Kentucky Southern Baptists Are Considering Axing LGBTQ-Affirming Churches

· Updated on May 28, 2018

Every year, for the past 10 years, Rev. Maurice Blanchard has tried to offer workshops on LGBTQ inclusion to the Cooperative Baptist Fellowship. And every year, he says, he has been rejected. CBF, an umbrella organization for 1,800 churches, has historically viewed homosexuality as sinful.

But that could soon change, and a review of the anti-LGBTQ policy is threatening to splinter Southern Baptist organizations. As CBF weighs embracing LGBTQ hiring, some organizations with overlapping membership are threatening to kick out CBF-affiliated churches.

“I’m not surprised by it, but I’m disappointed,” Blanchard told INTO. Blanchard isa gay Baptist and a Kentucky plaintiff in the Supreme Court that legalized same-sex marriage.

A six-person CBF committee called the Illumination Project has explored changing the policy since June 2016. They are expected to make recommendations in February.

As a result, Kentucky Baptist Convention, a Louisville-based organization voted in mid-November to monitor CBF. According to Paul Chitwood, Executive Director of KBC, volunteers will compile statement CBF’s statements on the policy.

“That is a lifestyle that does not exemplify Christian teachings,” said Chitwood. “This isn’t a new position the belief. … These aren’t new teachings for the church.”

Chris Sanders, interim executive coordinator of CBF in Kentucky could not be reached for comment, but told The Courier-Journal that CBF was surprised by KBC’s vote.

“We didn’t have any discussions with them about it,” he said. “We would have much rather talked with them in advance.”

According to Chitwood, just 45 of its 2,400 churches belong to CBF and of those only 31 are active paying members.

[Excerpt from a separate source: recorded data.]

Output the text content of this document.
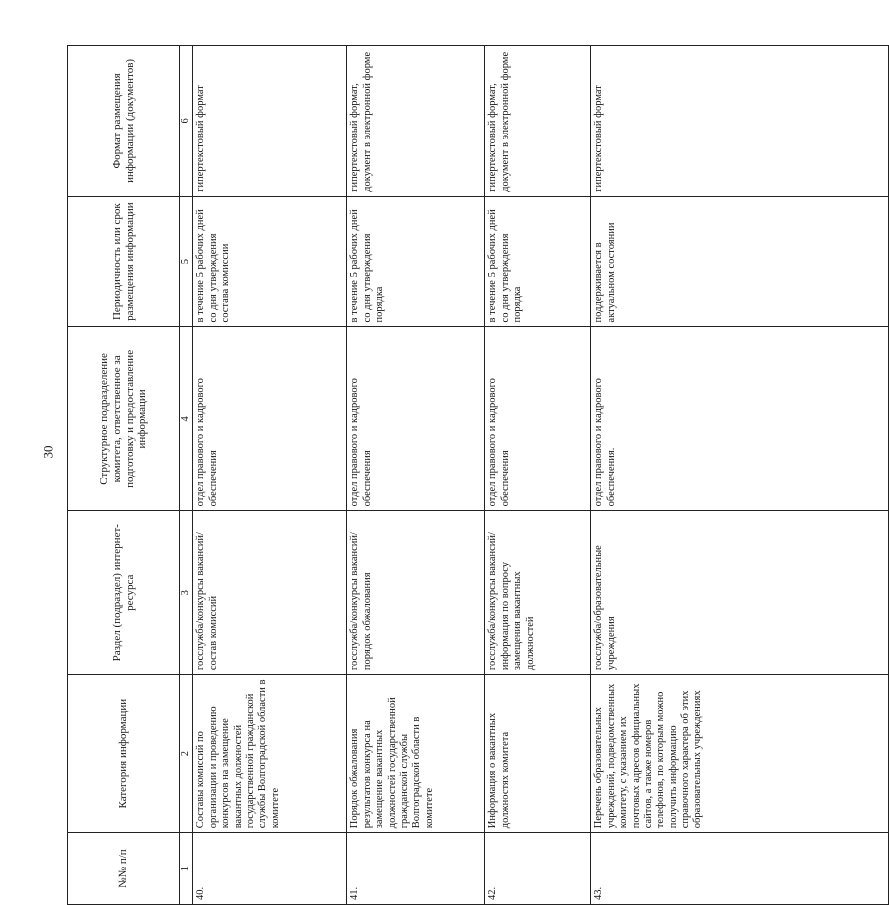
30
№№ п/п	Категория информации	Раздел (подраздел) интернет-ресурса	Структурное подразделение комитета, ответственное за подготовку и предоставление информации	Периодичность или срок размещения информации	Формат размещения информации (документов)
1	2	3	4	5	6
40.	Составы комиссий по организации и проведению конкурсов на замещение вакантных должностей государственной гражданской службы Волгоградской области в комитете	госслужба/конкурсы вакансий/состав комиссий	отдел правового и кадрового обеспечения	в течение 5 рабочих дней со дня утверждения состава комиссии	гипертекстовый формат
41.	Порядок обжалования результатов конкурса на замещение вакантных должностей государственной гражданской службы Волгоградской области в комитете	госслужба/конкурсы вакансий/порядок обжалования	отдел правового и кадрового обеспечения	в течение 5 рабочих дней со дня утверждения порядка	гипертекстовый формат, документ в электронной форме
42.	Информация о вакантных должностях комитета	госслужба/конкурсы вакансий/информация по вопросу замещения вакантных должностей	отдел правового и кадрового обеспечения	в течение 5 рабочих дней со дня утверждения порядка	гипертекстовый формат, документ в электронной форме
43.	Перечень образовательных учреждений, подведомственных комитету, с указанием их почтовых адресов официальных сайтов, а также номеров телефонов, по которым можно получить информацию справочного характера об этих образовательных учреждениях	госслужба/образовательные учреждения	отдел правового и кадрового обеспечения.	поддерживается в актуальном состоянии	гипертекстовый формат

But CBF’s move raises questions for affiliated churches in other states. Many Baptist churches belong to the progressive CBF but maintain membership in other denominational organizations. Blanchard notes that churches in Georgia and South Carolina are also facing backlash over embracing LGBTQ people.

“That’s a big thing to have a major denominational organization rescind a policy like this,” said Blanchard.

Still, church autonomy is a key tenant of the faith. Blanchard, argues that autonomy is what is at stake for Southern Baptist churches. His own church, Highland Baptist, left CBF at the time of his ordination he says, “for obvious reasons.” He’s not looking for a job under the new policy he said. “But, the door should be open for anybody, no matter their sexuality.”